Matter of Bigdoski v Bausch & Lomb |
2021 NY Slip Op 04940 [197 AD3d 1379] |
September 2, 2021 |
Appellate Division, Third Department |
Published by New York State Law Reporting Bureau pursuant to Judiciary Law § 431. |
In the Matter of the Claim of Barbara Bigdoski,
Claimant, v Bausch & Lomb et al., Appellants. Workers' Compensation Board, Respondent. |
Hamberger & Weiss LLP, Rochester (Stephen P. Wyder Jr. of counsel), for appellants.
Letitia James, Attorney General, New York City (Alison Kent-Friedman of counsel), for respondent.
Egan Jr., J.P. Appeal from a decision of the Workers' Compensation Board, filed March 13, 2020, which ruled that claimant sustained a causally-related occupational disease and awarded workers' compensation benefits.
In 2019, several months after she began a customer service assignment for the employer that involved extensive typing and telephone work, claimant developed elbow and shoulder pain that eventually worsened to the point that she sought medical treatment and applied for workers' compensation benefits. Following a hearing at which claimant and the senior safety specialist who assessed her work station testified, a Workers' Compensation Law Judge determined that claimant had an occupational disease of the shoulders and right elbow with a date of disablement of June 20, 2019. Upon administrative review, the Workers' Compensation Board affirmed. The employer and its workers' compensation carrier (hereinafter collectively referred to as the carrier) appeal, and we affirm.

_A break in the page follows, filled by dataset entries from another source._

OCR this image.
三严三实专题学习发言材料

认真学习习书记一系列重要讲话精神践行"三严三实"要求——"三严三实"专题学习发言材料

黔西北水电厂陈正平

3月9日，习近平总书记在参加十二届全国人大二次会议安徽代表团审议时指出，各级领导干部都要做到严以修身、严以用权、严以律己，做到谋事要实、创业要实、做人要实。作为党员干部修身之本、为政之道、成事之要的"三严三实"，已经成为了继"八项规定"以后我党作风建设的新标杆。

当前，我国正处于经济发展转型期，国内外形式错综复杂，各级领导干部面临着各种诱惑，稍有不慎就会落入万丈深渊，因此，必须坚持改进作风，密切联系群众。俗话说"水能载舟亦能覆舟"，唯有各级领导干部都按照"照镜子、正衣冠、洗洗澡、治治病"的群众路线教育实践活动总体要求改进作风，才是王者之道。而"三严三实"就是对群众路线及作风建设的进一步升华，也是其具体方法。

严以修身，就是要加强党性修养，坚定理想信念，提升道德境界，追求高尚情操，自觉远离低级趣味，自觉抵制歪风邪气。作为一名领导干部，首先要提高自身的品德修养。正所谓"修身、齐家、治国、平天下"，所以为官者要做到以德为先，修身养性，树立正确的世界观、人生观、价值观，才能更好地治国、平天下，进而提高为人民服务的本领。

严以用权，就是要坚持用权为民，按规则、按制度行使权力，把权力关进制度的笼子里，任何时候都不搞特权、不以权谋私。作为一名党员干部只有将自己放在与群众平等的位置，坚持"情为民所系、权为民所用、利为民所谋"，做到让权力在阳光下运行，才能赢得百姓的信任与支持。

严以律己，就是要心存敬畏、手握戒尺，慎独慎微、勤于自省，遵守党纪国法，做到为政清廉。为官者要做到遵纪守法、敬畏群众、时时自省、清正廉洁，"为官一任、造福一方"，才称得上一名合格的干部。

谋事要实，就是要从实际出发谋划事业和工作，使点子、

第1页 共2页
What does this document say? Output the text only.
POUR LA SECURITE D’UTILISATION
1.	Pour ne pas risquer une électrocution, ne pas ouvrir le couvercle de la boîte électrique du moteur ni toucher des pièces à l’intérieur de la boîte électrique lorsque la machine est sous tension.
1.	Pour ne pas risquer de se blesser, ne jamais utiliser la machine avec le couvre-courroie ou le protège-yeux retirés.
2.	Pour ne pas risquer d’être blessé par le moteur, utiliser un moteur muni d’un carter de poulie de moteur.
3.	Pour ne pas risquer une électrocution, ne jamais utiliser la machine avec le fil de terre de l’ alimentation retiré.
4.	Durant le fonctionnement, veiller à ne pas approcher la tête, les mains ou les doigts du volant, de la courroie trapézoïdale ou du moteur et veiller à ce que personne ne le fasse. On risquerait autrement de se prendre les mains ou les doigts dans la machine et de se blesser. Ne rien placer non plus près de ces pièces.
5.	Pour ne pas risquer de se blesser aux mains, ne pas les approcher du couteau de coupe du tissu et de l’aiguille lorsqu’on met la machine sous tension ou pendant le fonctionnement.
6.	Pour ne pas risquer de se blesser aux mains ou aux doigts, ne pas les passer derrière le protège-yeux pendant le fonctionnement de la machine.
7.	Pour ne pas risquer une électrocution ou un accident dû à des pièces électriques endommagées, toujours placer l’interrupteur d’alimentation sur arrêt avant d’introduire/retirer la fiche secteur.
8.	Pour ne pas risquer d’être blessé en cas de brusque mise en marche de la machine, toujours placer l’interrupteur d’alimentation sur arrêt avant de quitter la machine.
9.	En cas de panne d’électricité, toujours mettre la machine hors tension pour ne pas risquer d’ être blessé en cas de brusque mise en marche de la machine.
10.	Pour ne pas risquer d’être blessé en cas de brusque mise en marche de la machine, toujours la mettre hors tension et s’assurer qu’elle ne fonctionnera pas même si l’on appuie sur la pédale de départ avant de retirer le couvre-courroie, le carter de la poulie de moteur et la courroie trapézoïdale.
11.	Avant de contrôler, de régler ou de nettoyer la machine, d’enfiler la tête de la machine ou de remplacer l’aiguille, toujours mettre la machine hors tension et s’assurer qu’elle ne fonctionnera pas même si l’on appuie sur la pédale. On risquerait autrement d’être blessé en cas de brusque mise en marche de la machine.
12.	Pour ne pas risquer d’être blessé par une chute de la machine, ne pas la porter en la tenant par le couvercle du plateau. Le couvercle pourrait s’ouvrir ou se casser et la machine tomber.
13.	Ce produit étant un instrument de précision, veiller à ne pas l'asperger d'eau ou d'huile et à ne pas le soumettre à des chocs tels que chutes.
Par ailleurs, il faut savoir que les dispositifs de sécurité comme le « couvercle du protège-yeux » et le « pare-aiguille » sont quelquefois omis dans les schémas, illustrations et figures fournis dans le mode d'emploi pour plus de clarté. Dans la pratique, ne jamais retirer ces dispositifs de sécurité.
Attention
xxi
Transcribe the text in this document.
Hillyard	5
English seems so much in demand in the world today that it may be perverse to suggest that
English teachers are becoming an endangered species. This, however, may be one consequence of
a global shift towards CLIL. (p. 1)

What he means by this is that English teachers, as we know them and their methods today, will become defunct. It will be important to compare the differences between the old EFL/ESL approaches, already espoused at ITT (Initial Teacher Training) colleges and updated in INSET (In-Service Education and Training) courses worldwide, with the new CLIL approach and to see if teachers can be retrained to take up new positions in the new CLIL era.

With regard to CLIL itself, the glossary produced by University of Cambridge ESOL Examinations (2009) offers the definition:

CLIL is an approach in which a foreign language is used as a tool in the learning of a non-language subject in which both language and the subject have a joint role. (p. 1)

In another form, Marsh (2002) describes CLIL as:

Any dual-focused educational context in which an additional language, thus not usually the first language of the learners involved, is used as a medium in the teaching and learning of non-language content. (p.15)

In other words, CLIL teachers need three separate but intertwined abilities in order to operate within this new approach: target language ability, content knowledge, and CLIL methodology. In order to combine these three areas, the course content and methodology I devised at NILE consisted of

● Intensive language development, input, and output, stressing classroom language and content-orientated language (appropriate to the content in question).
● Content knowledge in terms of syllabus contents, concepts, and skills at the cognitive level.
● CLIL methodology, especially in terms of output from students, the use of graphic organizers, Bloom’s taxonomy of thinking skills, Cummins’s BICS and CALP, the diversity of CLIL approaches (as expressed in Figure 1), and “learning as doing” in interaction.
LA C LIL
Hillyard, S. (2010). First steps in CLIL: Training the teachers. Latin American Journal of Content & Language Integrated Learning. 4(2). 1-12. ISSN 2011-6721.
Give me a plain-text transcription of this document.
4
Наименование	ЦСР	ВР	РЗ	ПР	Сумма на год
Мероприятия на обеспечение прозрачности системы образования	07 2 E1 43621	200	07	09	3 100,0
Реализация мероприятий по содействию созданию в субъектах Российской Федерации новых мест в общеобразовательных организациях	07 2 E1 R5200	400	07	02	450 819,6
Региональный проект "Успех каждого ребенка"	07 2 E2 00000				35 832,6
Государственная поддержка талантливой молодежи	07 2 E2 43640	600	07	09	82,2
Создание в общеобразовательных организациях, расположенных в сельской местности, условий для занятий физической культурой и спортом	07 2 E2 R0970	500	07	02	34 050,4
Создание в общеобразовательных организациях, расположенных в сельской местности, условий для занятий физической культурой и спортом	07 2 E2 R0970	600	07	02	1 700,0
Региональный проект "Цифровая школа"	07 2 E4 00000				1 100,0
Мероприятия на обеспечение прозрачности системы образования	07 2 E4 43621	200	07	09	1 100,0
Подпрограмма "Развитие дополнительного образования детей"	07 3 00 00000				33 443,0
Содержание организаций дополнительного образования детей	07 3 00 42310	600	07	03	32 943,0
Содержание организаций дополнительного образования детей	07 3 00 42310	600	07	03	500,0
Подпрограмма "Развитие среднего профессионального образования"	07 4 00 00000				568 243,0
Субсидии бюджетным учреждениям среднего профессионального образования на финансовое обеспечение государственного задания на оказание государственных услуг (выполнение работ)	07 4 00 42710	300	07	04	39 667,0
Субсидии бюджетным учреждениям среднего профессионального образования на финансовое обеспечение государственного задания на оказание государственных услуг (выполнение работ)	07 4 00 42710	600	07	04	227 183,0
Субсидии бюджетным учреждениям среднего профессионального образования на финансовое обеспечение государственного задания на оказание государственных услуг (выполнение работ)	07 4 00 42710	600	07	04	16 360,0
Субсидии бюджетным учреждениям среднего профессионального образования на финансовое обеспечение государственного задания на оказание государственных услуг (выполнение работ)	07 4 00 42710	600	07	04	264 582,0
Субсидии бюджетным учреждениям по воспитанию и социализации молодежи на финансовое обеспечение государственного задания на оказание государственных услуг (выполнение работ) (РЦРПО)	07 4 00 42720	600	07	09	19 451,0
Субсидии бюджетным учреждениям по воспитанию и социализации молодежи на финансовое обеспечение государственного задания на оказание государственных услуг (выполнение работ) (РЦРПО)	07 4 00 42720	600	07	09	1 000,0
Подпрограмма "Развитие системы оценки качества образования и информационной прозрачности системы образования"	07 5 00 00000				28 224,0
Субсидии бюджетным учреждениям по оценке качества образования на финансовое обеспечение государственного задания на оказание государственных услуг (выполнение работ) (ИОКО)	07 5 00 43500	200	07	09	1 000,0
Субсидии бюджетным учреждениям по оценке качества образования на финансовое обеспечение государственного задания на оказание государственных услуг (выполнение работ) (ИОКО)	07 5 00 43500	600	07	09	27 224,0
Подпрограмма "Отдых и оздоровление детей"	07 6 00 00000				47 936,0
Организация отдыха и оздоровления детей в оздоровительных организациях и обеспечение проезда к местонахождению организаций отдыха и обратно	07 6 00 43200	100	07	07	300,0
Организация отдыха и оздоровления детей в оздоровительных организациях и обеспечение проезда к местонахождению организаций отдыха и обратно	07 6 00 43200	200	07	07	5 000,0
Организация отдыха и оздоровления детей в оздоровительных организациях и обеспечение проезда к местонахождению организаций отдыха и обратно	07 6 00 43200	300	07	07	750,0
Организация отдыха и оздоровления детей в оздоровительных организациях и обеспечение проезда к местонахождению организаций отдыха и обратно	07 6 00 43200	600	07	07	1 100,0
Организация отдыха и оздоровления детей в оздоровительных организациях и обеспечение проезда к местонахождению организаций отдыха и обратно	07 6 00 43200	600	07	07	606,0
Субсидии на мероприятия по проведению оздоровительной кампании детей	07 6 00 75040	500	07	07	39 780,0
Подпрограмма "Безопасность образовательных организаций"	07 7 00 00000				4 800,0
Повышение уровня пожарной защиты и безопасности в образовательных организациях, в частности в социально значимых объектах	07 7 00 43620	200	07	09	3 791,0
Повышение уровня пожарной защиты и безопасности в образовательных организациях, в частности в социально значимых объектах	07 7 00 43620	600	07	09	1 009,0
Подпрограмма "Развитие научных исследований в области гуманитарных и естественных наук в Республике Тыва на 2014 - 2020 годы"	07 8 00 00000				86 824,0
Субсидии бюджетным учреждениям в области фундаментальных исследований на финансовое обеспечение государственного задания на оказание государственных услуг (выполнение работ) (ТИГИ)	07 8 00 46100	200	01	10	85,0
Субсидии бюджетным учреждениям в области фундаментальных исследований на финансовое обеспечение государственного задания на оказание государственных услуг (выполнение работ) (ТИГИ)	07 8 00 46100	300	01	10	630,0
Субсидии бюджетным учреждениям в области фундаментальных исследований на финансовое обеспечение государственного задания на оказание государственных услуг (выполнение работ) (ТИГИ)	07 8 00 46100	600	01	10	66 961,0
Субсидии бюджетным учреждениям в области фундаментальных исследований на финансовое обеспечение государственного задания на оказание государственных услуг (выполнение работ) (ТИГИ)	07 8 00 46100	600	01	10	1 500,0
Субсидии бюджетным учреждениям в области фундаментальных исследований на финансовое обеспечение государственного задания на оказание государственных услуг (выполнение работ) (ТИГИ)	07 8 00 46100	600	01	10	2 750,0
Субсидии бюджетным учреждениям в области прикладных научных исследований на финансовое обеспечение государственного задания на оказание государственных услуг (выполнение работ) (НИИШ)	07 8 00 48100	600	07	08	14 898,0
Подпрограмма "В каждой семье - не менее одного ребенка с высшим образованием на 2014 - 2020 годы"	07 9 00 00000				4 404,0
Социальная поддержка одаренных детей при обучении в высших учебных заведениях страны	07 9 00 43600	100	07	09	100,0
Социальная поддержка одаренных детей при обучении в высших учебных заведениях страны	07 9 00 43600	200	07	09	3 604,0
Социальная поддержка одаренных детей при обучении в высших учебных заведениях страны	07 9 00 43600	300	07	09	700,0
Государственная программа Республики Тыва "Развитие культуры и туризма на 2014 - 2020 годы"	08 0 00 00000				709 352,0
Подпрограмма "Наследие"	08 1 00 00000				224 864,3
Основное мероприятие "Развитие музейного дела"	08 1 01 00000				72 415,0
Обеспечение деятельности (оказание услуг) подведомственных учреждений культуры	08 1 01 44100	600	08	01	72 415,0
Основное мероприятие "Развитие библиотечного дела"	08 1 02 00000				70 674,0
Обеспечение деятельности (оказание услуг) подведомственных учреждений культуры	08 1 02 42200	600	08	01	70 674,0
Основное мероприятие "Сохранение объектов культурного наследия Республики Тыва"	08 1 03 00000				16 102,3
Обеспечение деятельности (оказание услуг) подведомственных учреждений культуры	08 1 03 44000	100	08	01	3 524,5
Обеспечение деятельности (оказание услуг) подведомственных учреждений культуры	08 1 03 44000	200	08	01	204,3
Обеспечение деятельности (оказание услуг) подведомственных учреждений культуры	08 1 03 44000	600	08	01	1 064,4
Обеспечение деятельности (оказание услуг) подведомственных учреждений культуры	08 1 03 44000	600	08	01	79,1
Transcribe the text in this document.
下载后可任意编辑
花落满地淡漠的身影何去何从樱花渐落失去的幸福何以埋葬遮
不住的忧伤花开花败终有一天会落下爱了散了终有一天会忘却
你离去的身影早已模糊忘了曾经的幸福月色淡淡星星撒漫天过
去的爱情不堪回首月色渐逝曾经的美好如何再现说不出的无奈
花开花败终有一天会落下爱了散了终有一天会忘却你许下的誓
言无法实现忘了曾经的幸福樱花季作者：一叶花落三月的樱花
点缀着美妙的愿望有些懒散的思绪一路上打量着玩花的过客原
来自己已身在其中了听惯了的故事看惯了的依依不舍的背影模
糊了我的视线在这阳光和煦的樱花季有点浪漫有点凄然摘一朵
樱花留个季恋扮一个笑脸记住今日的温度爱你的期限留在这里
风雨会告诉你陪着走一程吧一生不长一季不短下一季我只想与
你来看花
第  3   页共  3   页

In order to establish her claim for workers' compensation benefits for an occupational disease, claimant was obliged to come forward with competent medical evidence indicating a recognizable link between her condition and a distinctive feature of her work (see Matter of Sinelnik v AJK, Inc., 175 AD3d 1732, 1733 [2019]; Matter of Nicholson v New York City Health & Hosps. Corp., 174 AD3d 1252, 1252 [2019]). To that end, claimant testified that she began experiencing shoulder and elbow pain while typing in February 2019 and that this pain continued to be aggravated whenever she typed. Claimant also produced medical reports from her treating orthopedist, who diagnosed her with bilateral shoulder impingement and right lateral epicondylitis. The orthopedist further opined as to the probable underlying cause for those conditions and set forth a rational basis for that opinion, indicating that claimant's account of developing symptoms while typing was consistent with the objective evidence of her injuries and reflected a causal relationship between the two (see Matter of Donato v Taconic Corr. Facility, 143 AD3d 1028, 1029 [2016]). It was within the Board's power to credit claimant's account and the orthopedist's medical opinion—an opinion that, as the Board appropriately noted, the carrier made no effort to dispute via cross-examination or conflicting medical evidence—and that proof constitutes substantial evidence for its finding of an occupational disease (see Matter of Camby v System Frgt., Inc., 105 AD3d 1237, 1237-1238 [2013]; Matter of Curtis v Xerox, 66 AD3d 1106, 1108 [2009]; Matter of Hicks v Hudson Val. Community Coll., 34 AD3d 1039, 1040-1041 [2006]).
Finally, inasmuch as the evidence showed that claimant worked in an ergonomically appropriate work station and did not move her shoulders and elbows while typing, the Board properly rejected the carrier's suggestion that her "condition was caused by the configuration of [her] work space and the manner in which [she] used [*2]the equipment provided, rather than" the repetitive motion of typing that was a "unique feature of [her] particular employment" (Matter of Bates v Marine Midland Bank, 256 AD2d 948, 949 [1998]). The carrier's remaining challenge to the legal reasoning of the Board has been examined and lacks merit.
Lynch, Clark, Aarons and Reynolds Fitzgerald, JJ., concur. Ordered that the decision is affirmed, without costs.